Aranyaprathet had two bike shops, I replaced my much-worn gloves, and Ernest bought two new tyres, thanks to a donation from his sister Olga. He probably would've also purchased two spare rims if he had enough money.

 

26 May – Aranyaprathet, Thailand – Sisophon, Cambodia – 56 km

Cambodia conjured up images of famine and mass killings. I was eager to see what the country would hold – hopefully, none of the above. So, following a relaxed start, we cycled to the border via the border market. The market was a massive area with a warren of stalls selling everything imaginable. Most goods came from Cambodia in a steady stream through the border post, pushed or pulled on numerous heavily loaded hand-drawn carts.

Obtaining a visa involved filling in a form, providing a photo, and visiting the "swine flu" checkpoint to have our ears probed, and our temperatures recorded.

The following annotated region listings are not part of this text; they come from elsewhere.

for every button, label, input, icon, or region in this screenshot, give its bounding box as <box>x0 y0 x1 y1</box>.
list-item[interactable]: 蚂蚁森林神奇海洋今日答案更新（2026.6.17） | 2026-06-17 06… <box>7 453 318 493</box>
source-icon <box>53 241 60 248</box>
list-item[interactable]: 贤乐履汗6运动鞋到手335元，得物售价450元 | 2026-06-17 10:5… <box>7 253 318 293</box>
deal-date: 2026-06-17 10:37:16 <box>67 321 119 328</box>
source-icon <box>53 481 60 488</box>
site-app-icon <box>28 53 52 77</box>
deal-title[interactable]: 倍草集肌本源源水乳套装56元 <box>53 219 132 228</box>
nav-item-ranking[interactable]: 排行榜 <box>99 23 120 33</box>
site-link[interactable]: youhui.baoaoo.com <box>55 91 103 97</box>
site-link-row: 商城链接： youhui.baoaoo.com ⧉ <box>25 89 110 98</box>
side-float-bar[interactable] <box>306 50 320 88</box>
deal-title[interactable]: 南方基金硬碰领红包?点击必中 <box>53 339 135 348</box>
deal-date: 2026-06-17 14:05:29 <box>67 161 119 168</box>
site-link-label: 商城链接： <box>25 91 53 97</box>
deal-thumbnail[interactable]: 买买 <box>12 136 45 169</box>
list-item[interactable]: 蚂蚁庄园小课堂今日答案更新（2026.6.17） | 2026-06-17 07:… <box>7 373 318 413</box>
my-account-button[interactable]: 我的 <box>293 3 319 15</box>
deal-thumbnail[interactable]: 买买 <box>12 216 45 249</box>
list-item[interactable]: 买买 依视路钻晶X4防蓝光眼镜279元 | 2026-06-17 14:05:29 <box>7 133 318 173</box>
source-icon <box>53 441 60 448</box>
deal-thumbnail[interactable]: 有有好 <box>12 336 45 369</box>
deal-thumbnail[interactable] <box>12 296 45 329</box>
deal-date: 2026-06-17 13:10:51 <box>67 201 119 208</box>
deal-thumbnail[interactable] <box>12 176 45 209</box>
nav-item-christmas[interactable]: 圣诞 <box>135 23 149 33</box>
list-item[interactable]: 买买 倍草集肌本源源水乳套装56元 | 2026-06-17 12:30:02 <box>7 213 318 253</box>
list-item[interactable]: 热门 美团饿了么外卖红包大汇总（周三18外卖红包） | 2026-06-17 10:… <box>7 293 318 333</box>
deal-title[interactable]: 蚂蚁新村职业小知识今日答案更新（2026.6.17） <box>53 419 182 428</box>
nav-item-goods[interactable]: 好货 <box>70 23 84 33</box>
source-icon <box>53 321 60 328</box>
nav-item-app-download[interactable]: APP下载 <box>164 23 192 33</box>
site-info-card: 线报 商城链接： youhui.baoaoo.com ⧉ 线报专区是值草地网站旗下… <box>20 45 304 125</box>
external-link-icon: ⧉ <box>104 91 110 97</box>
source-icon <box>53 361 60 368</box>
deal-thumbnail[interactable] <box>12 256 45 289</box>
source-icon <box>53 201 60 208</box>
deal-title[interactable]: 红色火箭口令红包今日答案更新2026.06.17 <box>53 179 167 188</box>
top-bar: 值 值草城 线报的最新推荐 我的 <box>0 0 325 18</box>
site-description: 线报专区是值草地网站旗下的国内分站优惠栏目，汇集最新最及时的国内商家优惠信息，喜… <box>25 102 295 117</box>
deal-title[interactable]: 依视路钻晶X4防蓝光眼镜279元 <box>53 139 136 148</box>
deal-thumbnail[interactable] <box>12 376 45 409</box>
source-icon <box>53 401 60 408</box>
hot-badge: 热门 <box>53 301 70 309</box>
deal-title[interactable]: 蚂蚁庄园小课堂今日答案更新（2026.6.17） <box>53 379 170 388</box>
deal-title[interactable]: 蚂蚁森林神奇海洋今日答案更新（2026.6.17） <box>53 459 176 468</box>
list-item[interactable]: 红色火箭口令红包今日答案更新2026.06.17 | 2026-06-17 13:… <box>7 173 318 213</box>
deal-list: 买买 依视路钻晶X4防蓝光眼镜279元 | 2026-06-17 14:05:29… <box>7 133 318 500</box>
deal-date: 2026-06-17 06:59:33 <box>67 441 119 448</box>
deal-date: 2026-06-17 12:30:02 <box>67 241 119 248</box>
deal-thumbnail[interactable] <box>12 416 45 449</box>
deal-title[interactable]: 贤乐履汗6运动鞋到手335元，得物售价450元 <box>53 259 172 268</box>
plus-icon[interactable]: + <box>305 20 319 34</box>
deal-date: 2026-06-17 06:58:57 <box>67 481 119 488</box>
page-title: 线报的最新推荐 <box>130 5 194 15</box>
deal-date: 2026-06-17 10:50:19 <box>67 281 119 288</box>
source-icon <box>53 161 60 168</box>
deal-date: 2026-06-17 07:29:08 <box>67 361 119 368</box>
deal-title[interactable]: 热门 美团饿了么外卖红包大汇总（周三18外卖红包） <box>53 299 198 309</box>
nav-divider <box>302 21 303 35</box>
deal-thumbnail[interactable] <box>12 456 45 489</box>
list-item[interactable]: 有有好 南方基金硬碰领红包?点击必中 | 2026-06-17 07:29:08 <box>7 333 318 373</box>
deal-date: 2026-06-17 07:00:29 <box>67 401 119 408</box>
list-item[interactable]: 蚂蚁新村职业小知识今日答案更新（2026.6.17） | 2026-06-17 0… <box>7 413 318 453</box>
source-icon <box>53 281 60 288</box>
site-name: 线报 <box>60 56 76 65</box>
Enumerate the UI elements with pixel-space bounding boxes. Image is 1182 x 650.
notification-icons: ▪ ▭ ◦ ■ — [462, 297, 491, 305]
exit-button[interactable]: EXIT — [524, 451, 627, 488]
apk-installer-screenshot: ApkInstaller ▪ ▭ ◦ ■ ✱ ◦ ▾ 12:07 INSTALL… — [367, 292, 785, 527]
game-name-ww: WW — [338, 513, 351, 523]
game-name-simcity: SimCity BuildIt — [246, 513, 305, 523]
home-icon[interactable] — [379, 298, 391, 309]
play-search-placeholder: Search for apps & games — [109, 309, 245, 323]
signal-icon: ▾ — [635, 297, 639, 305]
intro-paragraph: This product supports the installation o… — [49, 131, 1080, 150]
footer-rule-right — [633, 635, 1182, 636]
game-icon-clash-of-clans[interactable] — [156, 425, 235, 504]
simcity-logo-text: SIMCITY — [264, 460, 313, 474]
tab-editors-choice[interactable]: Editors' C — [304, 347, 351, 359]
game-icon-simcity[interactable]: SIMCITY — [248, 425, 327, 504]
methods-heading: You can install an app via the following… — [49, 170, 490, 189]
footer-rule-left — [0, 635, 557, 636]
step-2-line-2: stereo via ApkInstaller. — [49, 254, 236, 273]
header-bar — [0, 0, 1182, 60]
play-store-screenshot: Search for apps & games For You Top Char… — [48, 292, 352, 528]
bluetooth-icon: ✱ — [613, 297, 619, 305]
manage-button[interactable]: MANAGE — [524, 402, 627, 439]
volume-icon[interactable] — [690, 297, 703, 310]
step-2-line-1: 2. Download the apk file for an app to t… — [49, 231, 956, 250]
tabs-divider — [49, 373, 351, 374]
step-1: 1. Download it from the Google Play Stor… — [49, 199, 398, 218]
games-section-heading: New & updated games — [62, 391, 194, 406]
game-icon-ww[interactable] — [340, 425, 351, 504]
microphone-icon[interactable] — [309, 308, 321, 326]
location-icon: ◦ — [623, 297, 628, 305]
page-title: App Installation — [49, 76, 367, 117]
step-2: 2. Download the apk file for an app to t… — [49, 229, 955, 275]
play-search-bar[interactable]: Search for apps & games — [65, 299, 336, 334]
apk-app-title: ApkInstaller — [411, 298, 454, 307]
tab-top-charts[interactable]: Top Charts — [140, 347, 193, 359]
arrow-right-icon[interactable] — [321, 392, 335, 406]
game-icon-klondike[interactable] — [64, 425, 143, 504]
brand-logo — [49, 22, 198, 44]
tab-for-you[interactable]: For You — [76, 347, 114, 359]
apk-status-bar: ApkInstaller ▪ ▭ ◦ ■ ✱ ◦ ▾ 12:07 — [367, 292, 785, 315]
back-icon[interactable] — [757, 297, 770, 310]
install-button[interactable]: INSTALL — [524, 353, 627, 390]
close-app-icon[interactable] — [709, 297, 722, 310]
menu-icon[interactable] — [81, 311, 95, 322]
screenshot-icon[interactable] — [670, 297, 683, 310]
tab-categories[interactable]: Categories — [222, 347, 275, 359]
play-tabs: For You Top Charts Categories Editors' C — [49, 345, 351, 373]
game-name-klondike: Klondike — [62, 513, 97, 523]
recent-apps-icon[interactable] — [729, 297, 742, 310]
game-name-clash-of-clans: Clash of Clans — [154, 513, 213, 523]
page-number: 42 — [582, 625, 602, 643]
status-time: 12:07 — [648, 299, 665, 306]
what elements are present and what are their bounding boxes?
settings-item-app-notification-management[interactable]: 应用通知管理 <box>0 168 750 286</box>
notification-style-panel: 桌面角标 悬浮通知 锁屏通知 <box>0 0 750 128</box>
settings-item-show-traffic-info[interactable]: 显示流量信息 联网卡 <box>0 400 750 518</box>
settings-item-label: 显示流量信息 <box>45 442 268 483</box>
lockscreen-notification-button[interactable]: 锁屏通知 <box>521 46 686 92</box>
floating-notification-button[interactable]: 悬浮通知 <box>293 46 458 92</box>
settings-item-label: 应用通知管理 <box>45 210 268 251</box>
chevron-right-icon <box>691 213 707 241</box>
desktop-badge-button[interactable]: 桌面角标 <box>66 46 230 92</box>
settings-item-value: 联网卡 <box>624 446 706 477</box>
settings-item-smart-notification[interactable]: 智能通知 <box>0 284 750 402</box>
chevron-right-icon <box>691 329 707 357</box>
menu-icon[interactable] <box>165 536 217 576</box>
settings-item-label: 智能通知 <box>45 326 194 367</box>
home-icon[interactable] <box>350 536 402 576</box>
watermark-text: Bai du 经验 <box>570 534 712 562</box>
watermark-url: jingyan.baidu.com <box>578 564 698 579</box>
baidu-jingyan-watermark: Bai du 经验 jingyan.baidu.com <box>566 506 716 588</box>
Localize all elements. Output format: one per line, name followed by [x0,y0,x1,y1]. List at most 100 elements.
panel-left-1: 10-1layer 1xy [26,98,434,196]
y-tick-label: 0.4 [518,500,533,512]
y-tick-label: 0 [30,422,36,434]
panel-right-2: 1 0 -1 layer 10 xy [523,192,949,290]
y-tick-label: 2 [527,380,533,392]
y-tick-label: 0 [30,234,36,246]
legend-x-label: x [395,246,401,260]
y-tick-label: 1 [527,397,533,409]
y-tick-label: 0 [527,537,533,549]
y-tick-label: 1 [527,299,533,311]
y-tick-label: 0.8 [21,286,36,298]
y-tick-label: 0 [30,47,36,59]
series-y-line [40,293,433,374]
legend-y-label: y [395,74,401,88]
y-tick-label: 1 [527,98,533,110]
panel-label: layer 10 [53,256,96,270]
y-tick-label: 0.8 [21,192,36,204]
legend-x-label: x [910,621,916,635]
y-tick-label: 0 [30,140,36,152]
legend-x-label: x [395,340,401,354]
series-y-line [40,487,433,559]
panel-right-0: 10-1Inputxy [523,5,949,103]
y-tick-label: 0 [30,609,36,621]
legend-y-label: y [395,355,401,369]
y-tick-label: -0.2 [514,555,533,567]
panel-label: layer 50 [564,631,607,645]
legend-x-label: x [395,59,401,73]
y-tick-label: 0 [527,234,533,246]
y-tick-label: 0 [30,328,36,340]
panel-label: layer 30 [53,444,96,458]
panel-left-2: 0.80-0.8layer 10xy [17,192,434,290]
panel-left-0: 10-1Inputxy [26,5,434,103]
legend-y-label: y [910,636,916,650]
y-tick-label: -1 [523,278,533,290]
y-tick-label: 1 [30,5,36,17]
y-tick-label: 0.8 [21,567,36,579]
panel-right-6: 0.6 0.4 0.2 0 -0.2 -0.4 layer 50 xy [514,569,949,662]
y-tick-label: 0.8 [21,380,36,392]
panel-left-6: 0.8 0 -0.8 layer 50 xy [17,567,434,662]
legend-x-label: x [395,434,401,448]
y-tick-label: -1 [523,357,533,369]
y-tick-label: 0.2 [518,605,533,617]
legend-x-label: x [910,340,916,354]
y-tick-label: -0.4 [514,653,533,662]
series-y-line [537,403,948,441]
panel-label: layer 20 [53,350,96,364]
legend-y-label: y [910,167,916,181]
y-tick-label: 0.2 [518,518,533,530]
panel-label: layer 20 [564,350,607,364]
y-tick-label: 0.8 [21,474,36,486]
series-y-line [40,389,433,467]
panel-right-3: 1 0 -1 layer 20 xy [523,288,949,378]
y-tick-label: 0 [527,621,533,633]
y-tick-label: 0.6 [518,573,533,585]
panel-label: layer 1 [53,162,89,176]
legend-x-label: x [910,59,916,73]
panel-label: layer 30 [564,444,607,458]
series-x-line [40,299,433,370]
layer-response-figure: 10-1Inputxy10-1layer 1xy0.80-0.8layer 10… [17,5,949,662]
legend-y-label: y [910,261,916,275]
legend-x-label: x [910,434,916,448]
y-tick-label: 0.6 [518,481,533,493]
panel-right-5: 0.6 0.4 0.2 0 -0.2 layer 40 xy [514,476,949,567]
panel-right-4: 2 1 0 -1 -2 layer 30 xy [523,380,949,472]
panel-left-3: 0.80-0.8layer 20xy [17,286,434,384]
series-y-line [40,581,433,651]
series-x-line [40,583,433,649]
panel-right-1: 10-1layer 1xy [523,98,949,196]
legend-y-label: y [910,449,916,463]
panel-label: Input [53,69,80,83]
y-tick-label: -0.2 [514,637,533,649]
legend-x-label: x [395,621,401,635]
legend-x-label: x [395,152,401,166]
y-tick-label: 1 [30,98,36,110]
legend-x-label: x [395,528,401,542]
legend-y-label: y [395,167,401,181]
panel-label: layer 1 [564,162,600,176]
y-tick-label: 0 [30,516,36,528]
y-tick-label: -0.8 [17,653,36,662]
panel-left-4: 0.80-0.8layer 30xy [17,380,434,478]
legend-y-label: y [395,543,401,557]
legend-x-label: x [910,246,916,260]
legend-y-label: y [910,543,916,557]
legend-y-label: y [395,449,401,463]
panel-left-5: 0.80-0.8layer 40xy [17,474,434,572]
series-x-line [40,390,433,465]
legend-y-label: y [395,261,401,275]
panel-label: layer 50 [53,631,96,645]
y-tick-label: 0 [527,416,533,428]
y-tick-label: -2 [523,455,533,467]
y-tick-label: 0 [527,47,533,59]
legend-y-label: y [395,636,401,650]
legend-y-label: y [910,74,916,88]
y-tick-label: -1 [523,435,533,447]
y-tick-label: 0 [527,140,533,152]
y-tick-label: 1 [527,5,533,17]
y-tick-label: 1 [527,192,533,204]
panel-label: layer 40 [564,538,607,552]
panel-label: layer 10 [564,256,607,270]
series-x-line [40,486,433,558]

Once in Cambodia, one could tell you were out of well-organised Thailand and in a slightly more chaotic Cambodia. The chaos was made even more so by Cambodians driving on the right and trafficked weaved randomly between the lanes.

The Cambodians seemed friendly enough as greetings "suostei" could be heard from behind banana trees as we pedalled past.

Arriving at Sisophon, our first town, we settled for digs to sass out our new environment, change money, and find a new sim card. A rickety hut on stilts came at $2 – considered a bargain even though one could see through the floorboards. In general, things appeared somewhat cheaper than in Thailand. The Cambodian Riel came at 4160 riels to a US dollar and bankcards got you dollars at the ATM (which could then be changed to Riel). The markets quoted products in Thai Bhat, dollars and Riels.

Strangely enough in Cambodia, like in Thailand, all drinks came with a straw, even a can of beer.